Hence, the arrival of Lindows, the creation of the founder of MP3.com, that is getting a lot of media attention these days. The Lindows PC business model is to sell a naïve user-friendly version of Linux that, via Wine (an implementation of the Windows 3.x and Win32 APIs on top of X and UNIX that does not require any Windows code), will run almost all MS and other Windows applications. Lindows has also garnered considerable legal attention from Microsoft, which recently sued this Linux upstart, asserting that customers would somehow confuse Lindows with Windows. This ill-conceived Windows trademark lawsuit turned out to be a double whammy backfire for Redmond. Not only did this lawsuit raise public awareness of Lindows and Linux generally, Judge John C. Coughenour in his Lindows favorable ruling also said: “Microsoft has raised serious questions about the validity of its trademark [Windows]…If the term lacks sufficient distinctiveness so that it is generic, it cannot be the subject of trademark protection under any circumstances.” By suing Lindows, Microsoft may have instead opened the way to losing all trademark protection for Windows!

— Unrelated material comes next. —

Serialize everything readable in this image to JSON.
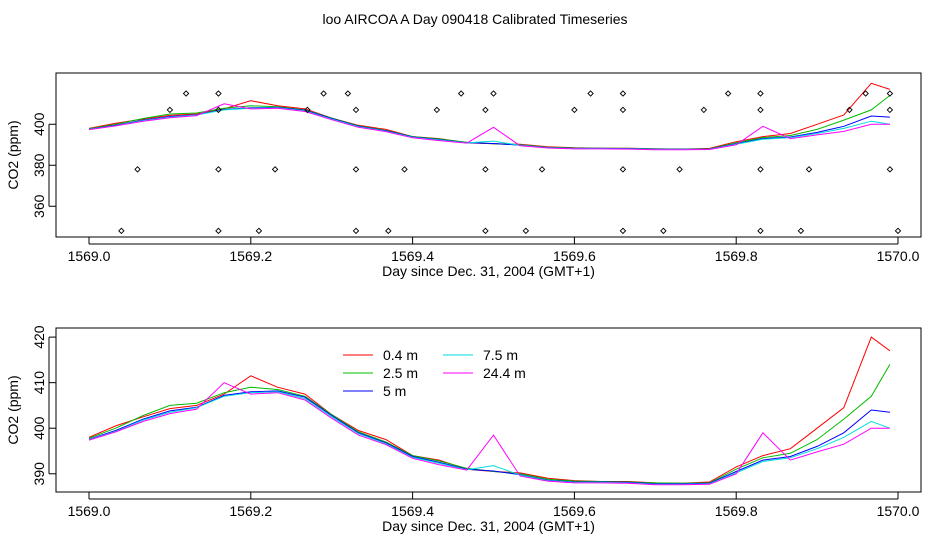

At a retail price of $99, Lindows may face tough going in trying to find strong market positioning. Linux geeks will stick with Red Hat, S.u.S.E, etc., and the corporate customer, even with substantial volume discounts will not place its enterprise IT bets out on a tiny 20-30 person company. So naive consumers will need something that truly does offer incredible ease of installation and use, and a system that absolutely will run all the major Windows apps without fail (games, especially). However, excellent Windows application compatibility is still a highly elusive goal based on early Lindows beta test reports.

But whether it’s Lindows or something else, basic economic principles--unless Gates has somehow repealed them—still apply and the Microsoft monopoly is due for a business-busting asteroid that could abruptly end its gargantuan rule over the IT planet.